Nessuna tappezzeria copriva quel muro, né dalla parte dei Jondrette, né da quella di Mario: se ne vedeva a nudo la grossolana struttura. Senza quasi averne coscienza Mario esaminava quella parete; talvolta, chi medita esamina, osserva e scruta come se pensasse. Ad un tratto s'alzò: aveva notato in quell'istante, in alto, vicino al soffitto, un foro triangolare, risultante da tre correntini che lasciavan fra loro un vano. Il calcinaccio mancava e, salendo sul cassettone, si poteva attraverso quell'apertura vedere nella stamberga dei Jondrette. La commiserazione ha, deve avere la sua parte di curiosità; quel foro formava una specie di spia ed è permesso guardare a tradimento la disgrazia, per soccorrerla.
«Vediamo un po' che gente sono,» pensò Mario «e in che stato si trovano».
Diede la scalata al cassettone, avvicinò l'occhio alla crepa e guardò.

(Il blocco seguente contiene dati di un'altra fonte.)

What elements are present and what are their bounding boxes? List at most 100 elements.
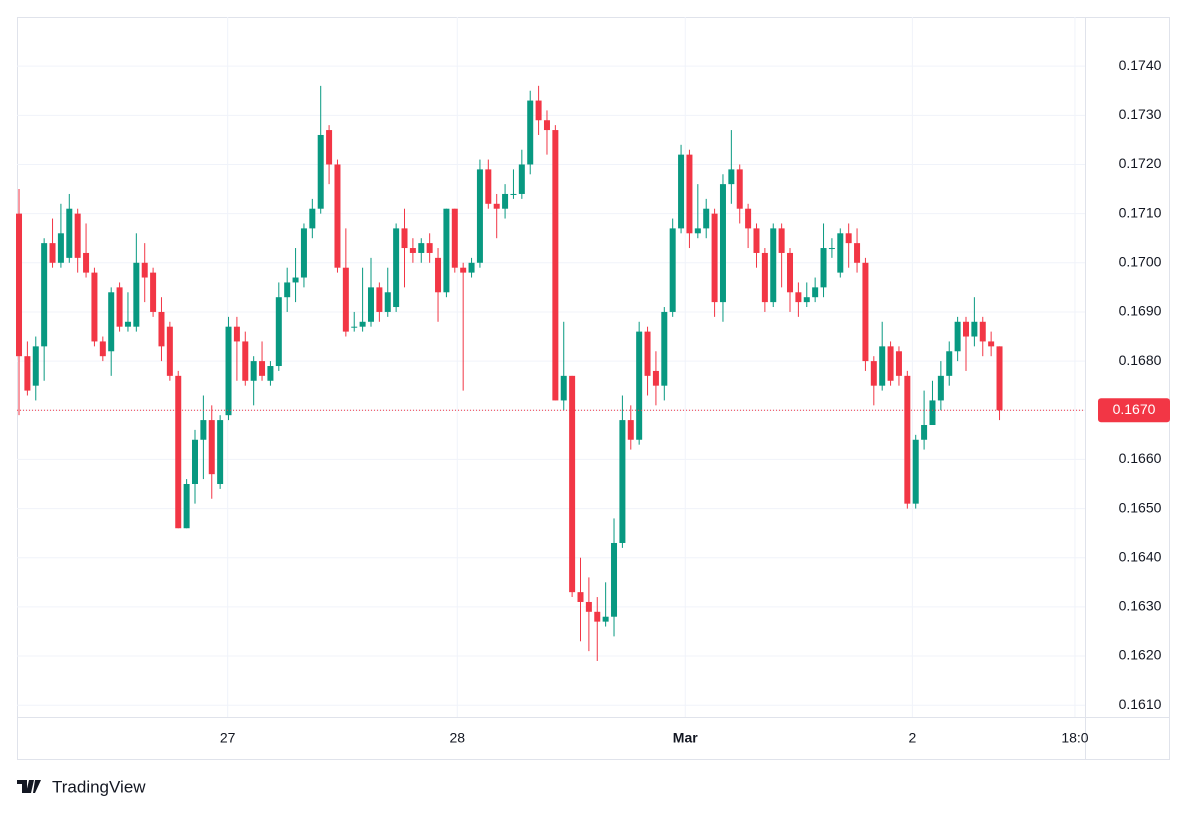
candle-body	[158, 311, 165, 347]
candle-body	[91, 272, 98, 342]
candle-body	[962, 321, 969, 337]
candle-body	[543, 120, 550, 131]
candle-body	[284, 282, 291, 298]
y-tick-label: 0.1640	[1119, 548, 1162, 564]
candle-body	[669, 228, 676, 312]
candle-body	[946, 351, 953, 376]
candle-body	[334, 164, 341, 268]
candle-body	[854, 243, 861, 263]
candle-body	[309, 208, 316, 229]
y-tick-label: 0.1680	[1119, 352, 1162, 368]
candle-body	[552, 130, 559, 401]
candle-body	[619, 420, 626, 543]
candle-body	[384, 292, 391, 312]
candle-body	[585, 601, 592, 612]
candle-body	[435, 257, 442, 293]
candle-body	[703, 208, 710, 229]
candle-body	[686, 154, 693, 234]
candle-body	[904, 375, 911, 504]
candle-body	[678, 154, 685, 229]
candle-body	[250, 361, 257, 381]
candle-body	[611, 542, 618, 617]
candle-body	[367, 287, 374, 322]
candle-body	[57, 233, 64, 263]
candle-body	[150, 272, 157, 312]
candle-body	[937, 375, 944, 401]
candle-body	[745, 208, 752, 229]
candle-body	[359, 321, 366, 327]
candle-body	[921, 425, 928, 440]
candle-body	[208, 420, 215, 475]
y-tick-label: 0.1660	[1119, 450, 1162, 466]
candle-body	[292, 277, 299, 283]
candle-body	[787, 252, 794, 293]
candle-body	[133, 262, 140, 327]
x-tick-label: 18:0	[1061, 730, 1088, 746]
candle-body	[401, 228, 408, 249]
candle-body	[803, 297, 810, 303]
candle-body	[812, 287, 819, 298]
candle-body	[99, 341, 106, 357]
candle-body	[460, 267, 467, 273]
y-tick-label: 0.1620	[1119, 647, 1162, 663]
candle-body	[24, 356, 31, 391]
candle-body	[225, 326, 232, 416]
x-tick-label: 2	[908, 730, 916, 746]
candle-body	[652, 370, 659, 386]
candle-body	[602, 616, 609, 622]
candle-body	[971, 321, 978, 337]
candle-body	[66, 208, 73, 258]
y-tick-label: 0.1730	[1119, 106, 1162, 122]
candle-body	[778, 228, 785, 253]
chart-frame	[17, 17, 1170, 760]
candle-body	[476, 169, 483, 263]
candle-body	[979, 321, 986, 342]
candle-body	[502, 193, 509, 209]
candle-body	[426, 243, 433, 253]
candle-body	[183, 483, 190, 529]
candle-body	[175, 375, 182, 529]
candle-body	[124, 321, 131, 327]
x-tick-label: Mar	[673, 730, 698, 746]
candle-body	[451, 208, 458, 268]
candle-body	[661, 311, 668, 386]
candle-body	[770, 228, 777, 303]
last-price-box	[1098, 398, 1170, 423]
candle-body	[233, 326, 240, 342]
candle-body	[627, 420, 634, 440]
x-tick-label: 28	[450, 730, 466, 746]
candle-body	[166, 326, 173, 376]
candle-body	[41, 243, 48, 347]
candle-body	[636, 331, 643, 440]
candle-body	[535, 100, 542, 121]
candle-body	[728, 169, 735, 185]
candle-body	[594, 611, 601, 622]
candle-body	[443, 208, 450, 293]
candle-body	[879, 346, 886, 386]
candle-body	[954, 321, 961, 352]
candle-body	[300, 228, 307, 278]
candle-body	[493, 203, 500, 209]
candle-body	[527, 100, 534, 165]
brand-name: TradingView	[52, 777, 146, 796]
y-tick-label: 0.1650	[1119, 499, 1162, 515]
candle-body	[988, 341, 995, 347]
candle-body	[259, 361, 266, 376]
candle-body	[820, 248, 827, 288]
candle-body	[468, 262, 475, 273]
candle-body	[736, 169, 743, 209]
candle-body	[753, 228, 760, 253]
candle-body	[242, 341, 249, 381]
candle-body	[560, 375, 567, 401]
last-price-label: 0.1670	[1113, 401, 1156, 417]
candle-body	[795, 292, 802, 303]
candle-body	[828, 248, 835, 250]
candle-body	[116, 287, 123, 327]
candle-body	[16, 213, 23, 357]
candle-body	[518, 164, 525, 194]
candle-body	[912, 439, 919, 504]
brand-logo	[17, 780, 41, 793]
candle-body	[49, 243, 56, 263]
candle-body	[895, 351, 902, 376]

VI • L'UOMO FEROCE NEL SUO COVOLe città hanno, al pari delle foreste, i loro antri, in cui si nasconde tutto ciò che in esse è più malvagio e temibile. Solo, quel che si nasconde nelle città è feroce, immondo e piccolo, ossia brutto; mentre nelle foreste è feroce, selvaggio e grande, cioè bello. Riparo per riparo, quelli delle bestie sono preferibili a quelli dell'uomo e le caverne valgon più delle stamberghe.
Quel che Mario vedeva era una stamberga.
Egli era povero e la sua stanza indigente; ma, come la sua povertà era pulita, così era il suo solaio. Lo stambugio in cui il suo sguardo si ficcava in quel momento era abbietto, sudicio, fetido, infetto, cupo e sordido; per solo mobilio una sedia impagliata, una tavola zoppa, diversi cocci e, in due angoli, due lettucci indescrivibili; sola luce una finestra d'abbaino a quattro vetri, tappezzata di ragnatele.